Well it would require a tracker to capture, but I can only guess what the very low angles will attenuate or filter out the sun.

didn't say it would produce like a gangbuster just that the days are veeeeery lond at high latitudes during the summer. And I agree atmospheric losses would be substantial

Well if I was not so lazy I would look at solar radiance maps up there for the month of July. I know I would not see 24 Kwh/M2 I would suspect maybe 6 Kwh/M2.

I know for the USA Hawaii and Tuscon are the champs regardless of the time of year. Never really took interest to look at Alaska.

Edit note: OK curiosity killed the cat. I looked at the tables for Alaska. Using 2-axis tracking Bettles AK peaks out to 9.5 Kwh/M2 in July. The you have the rest of the year with almost squat December and January = 0 Burrrrrr

Obviously im wrong , but then I never go anywhere near that far noth and never likely to.
But it was always my belief that while it was "light" up there it is not sunlight as we normally think of sunlight. I thought it was like endless twilight,with just a very short time in middle of day with useful sunlight.??Does that make any sense?? but no sun "power"" .most of the day nothing to put much energy into a solar panel because the angle of the sun is very low provides light but no power/energy..

We use to have a few of these and it worked great, just as you said the prices are unbelievable compare to the most expensive ones.

Hi,

I just found them helpful - and were able to ship CIF to me here in NZ.

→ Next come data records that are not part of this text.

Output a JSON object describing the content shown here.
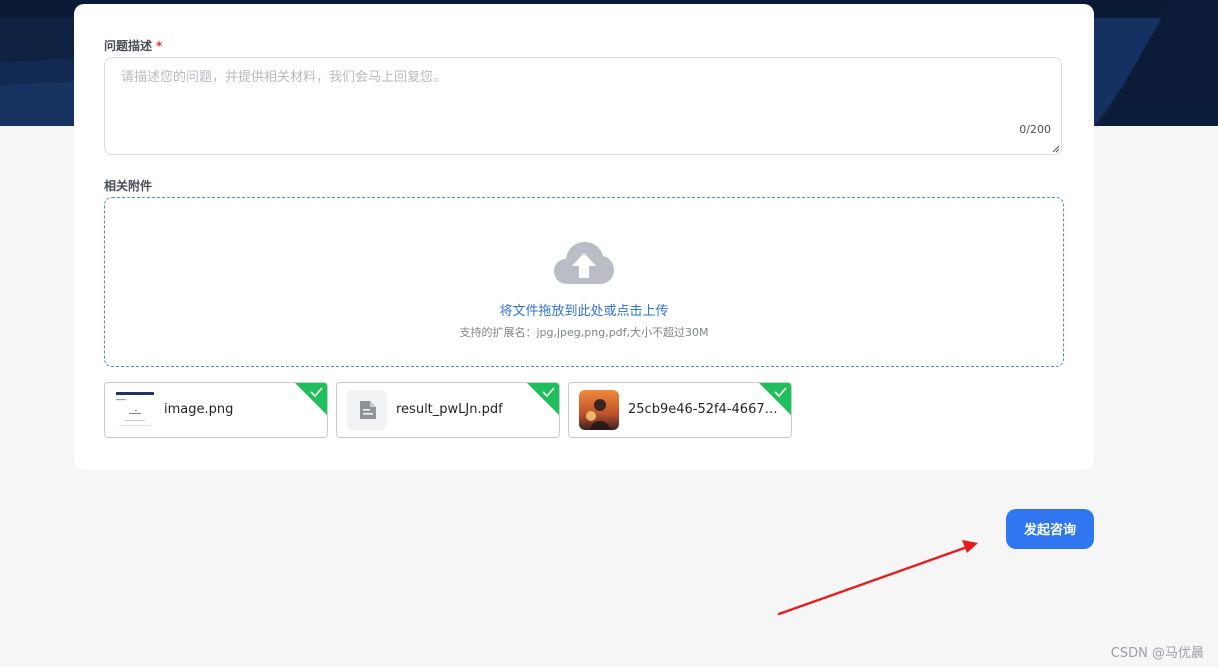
{
  "form": {
    "description": {
      "label": "问题描述",
      "required_mark": "*",
      "placeholder": "请描述您的问题，并提供相关材料，我们会马上回复您。",
      "counter": "0/200"
    },
    "attachments": {
      "label": "相关附件",
      "drop_text": "将文件拖放到此处或点击上传",
      "hint": "支持的扩展名：jpg,jpeg,png,pdf,大小不超过30M",
      "files": [
        {
          "name": "image.png",
          "kind": "image-thumbnail"
        },
        {
          "name": "result_pwLJn.pdf",
          "kind": "document-icon"
        },
        {
          "name": "25cb9e46-52f4-4667-…",
          "kind": "photo-thumbnail"
        }
      ]
    },
    "submit_label": "发起咨询"
  },
  "watermark": "CSDN @马优晨",
  "colors": {
    "primary": "#2f76f0",
    "link": "#2f72d8",
    "success": "#1fbf5c",
    "required": "#e5322d",
    "hero_bg": "#0f2242",
    "annotation": "#e81c1c"
  }
}
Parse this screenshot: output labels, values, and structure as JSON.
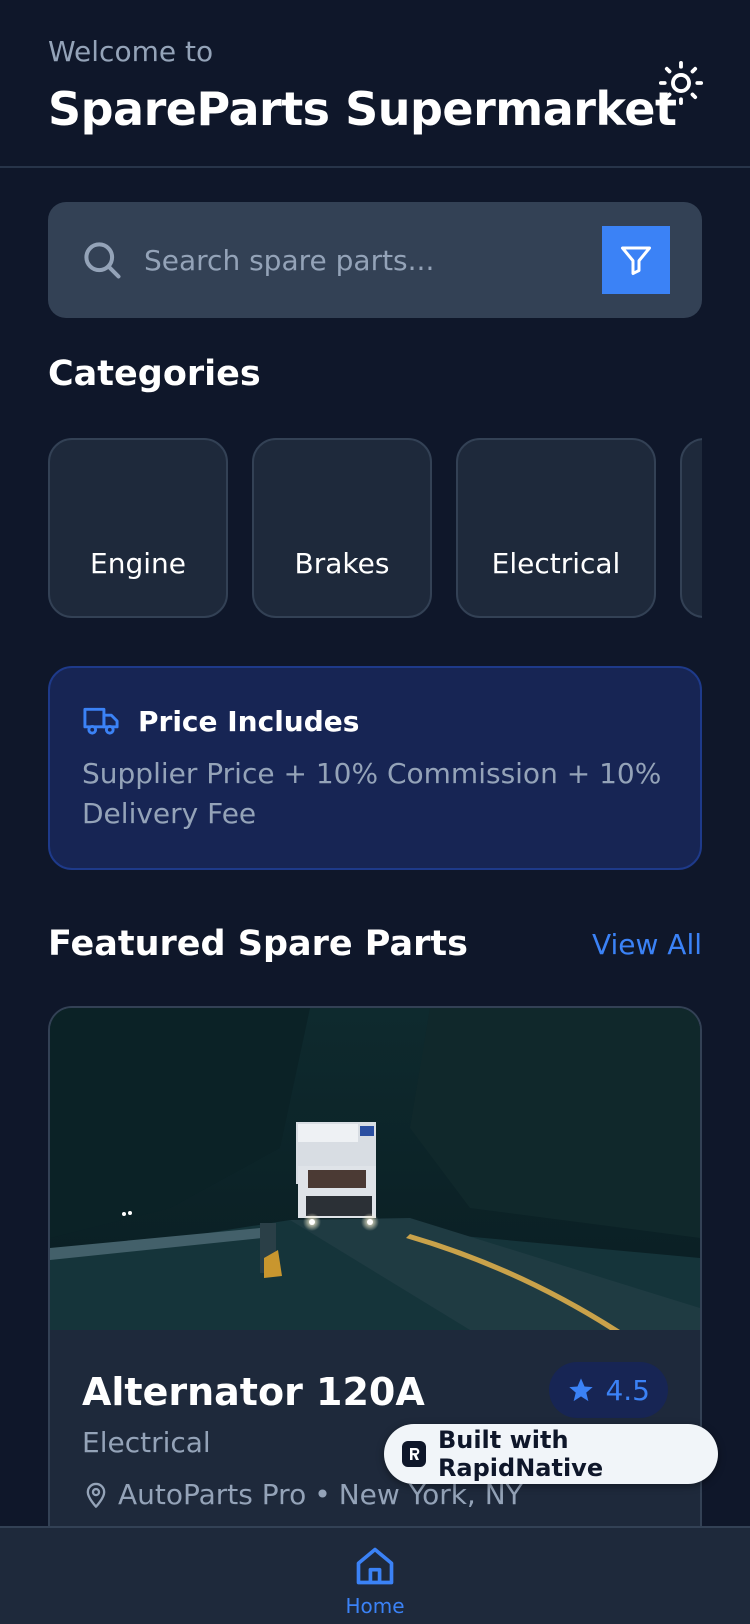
{
  "header": {
    "welcome": "Welcome to",
    "title": "SpareParts Supermarket",
    "theme_icon": "sun-icon"
  },
  "search": {
    "placeholder": "Search spare parts...",
    "icon": "search-icon",
    "filter_icon": "filter-icon"
  },
  "categories": {
    "title": "Categories",
    "items": [
      {
        "label": "Engine"
      },
      {
        "label": "Brakes"
      },
      {
        "label": "Electrical"
      },
      {
        "label": ""
      }
    ]
  },
  "price_info": {
    "icon": "truck-icon",
    "title": "Price Includes",
    "text": "Supplier Price + 10% Commission + 10% Delivery Fee"
  },
  "featured": {
    "title": "Featured Spare Parts",
    "view_all": "View All",
    "products": [
      {
        "name": "Alternator 120A",
        "category": "Electrical",
        "rating": "4.5",
        "supplier": "AutoParts Pro",
        "separator": "•",
        "location": "New York, NY"
      }
    ]
  },
  "badge": {
    "label": "Built with RapidNative"
  },
  "nav": {
    "home_label": "Home",
    "home_icon": "home-icon"
  },
  "colors": {
    "background": "#0f172a",
    "card": "#1e293b",
    "accent": "#3b82f6",
    "muted_text": "#94a3b8"
  }
}
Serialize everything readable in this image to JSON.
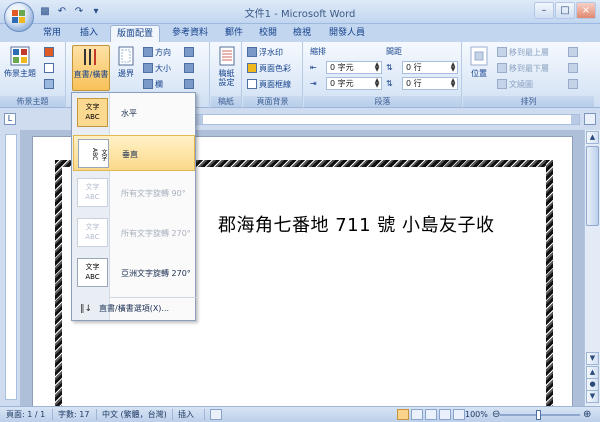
{
  "window": {
    "title": "文件1 - Microsoft Word"
  },
  "qat": {
    "icons": [
      "save-icon",
      "undo-icon",
      "redo-icon",
      "customize-icon"
    ]
  },
  "tabs": [
    {
      "label": "常用"
    },
    {
      "label": "插入"
    },
    {
      "label": "版面配置"
    },
    {
      "label": "參考資料"
    },
    {
      "label": "郵件"
    },
    {
      "label": "校閱"
    },
    {
      "label": "檢視"
    },
    {
      "label": "開發人員"
    }
  ],
  "ribbon": {
    "theme_group": {
      "label": "佈景主題",
      "theme_button": "佈景主題"
    },
    "page_setup": {
      "text_direction": "直書/橫書",
      "margins": "邊界",
      "orientation": "方向",
      "size": "大小",
      "columns": "欄"
    },
    "draft": {
      "button": "稿紙\n設定",
      "label": "稿紙"
    },
    "page_bg": {
      "watermark": "浮水印",
      "page_color": "頁面色彩",
      "page_borders": "頁面框線",
      "label": "頁面背景"
    },
    "paragraph": {
      "indent_label": "縮排",
      "spacing_label": "間距",
      "indent_left": "0 字元",
      "indent_right": "0 字元",
      "spacing_before": "0 行",
      "spacing_after": "0 行",
      "label": "段落"
    },
    "arrange": {
      "position": "位置",
      "bring_front": "移到最上層",
      "send_back": "移到最下層",
      "wrap_text": "文繞圖",
      "label": "排列"
    }
  },
  "menu": {
    "items": [
      {
        "icon_text": "文字\nABC",
        "label": "水平"
      },
      {
        "icon_text": "文字\nABC",
        "label": "垂直"
      },
      {
        "icon_text": "文字\nABC",
        "label": "所有文字旋轉 90°"
      },
      {
        "icon_text": "文字\nABC",
        "label": "所有文字旋轉 270°"
      },
      {
        "icon_text": "文字\nABC",
        "label": "亞洲文字旋轉 270°"
      }
    ],
    "options_label": "直書/橫書選項(X)..."
  },
  "document": {
    "text": "郡海角七番地 711 號  小島友子收"
  },
  "status": {
    "page": "頁面: 1 / 1",
    "words": "字數: 17",
    "language": "中文 (繁體，台灣)",
    "mode": "插入",
    "zoom": "100%"
  },
  "colors": {
    "ribbon_bg": "#dce8f7",
    "accent": "#fcd98a",
    "text": "#15428b"
  }
}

My updates are on my blog : http://offgridnz.livejournal.com

System working great still - just measured the cells under full charge (sunny today) at 60A charge there is 70mV of voltage between all 16 cells (3.360->3.367).

Steve.

Sorry Steve, you can't read accurate cell balance with the cells under 3.45v and the charge rate less than 10 amps, anything below full voltage except for fully discharged voltage is relatively meaningless accept to show a failing cell because the difference will be big. Fully discharged (2.8v or under) is used by a section of the EV people because it gives a more accurate out of capacity reading, saves a cell being driven into reverse charge and killing it.
As far as needing a full time active BMS on an off grid system, why? Monitor the cell voltages with a Jusi Cell Logger 8 does 8 cells and cost about $28, it can record data files you later view on your computer so you can see just how the batteries going and make minor balance adjustments if needed. I have set mine to 30 sec readings and I can record a weeks battery activity at a time. It has an alarm port that can be configured for dump loads to bring high cells down or turn off the charge till the high cell drops back. The dump load system seems to work better because it self balances the cells very quickly and they don't seem to wander much after that.
Here is a sample graph showing 4 cells of a 12v nom. 720Ah battery bank being recharged daily by a 2 kw solar bank.90hr self balance.jpg

T1 Terry

How does a dump load take excess amps out of only a few cells ??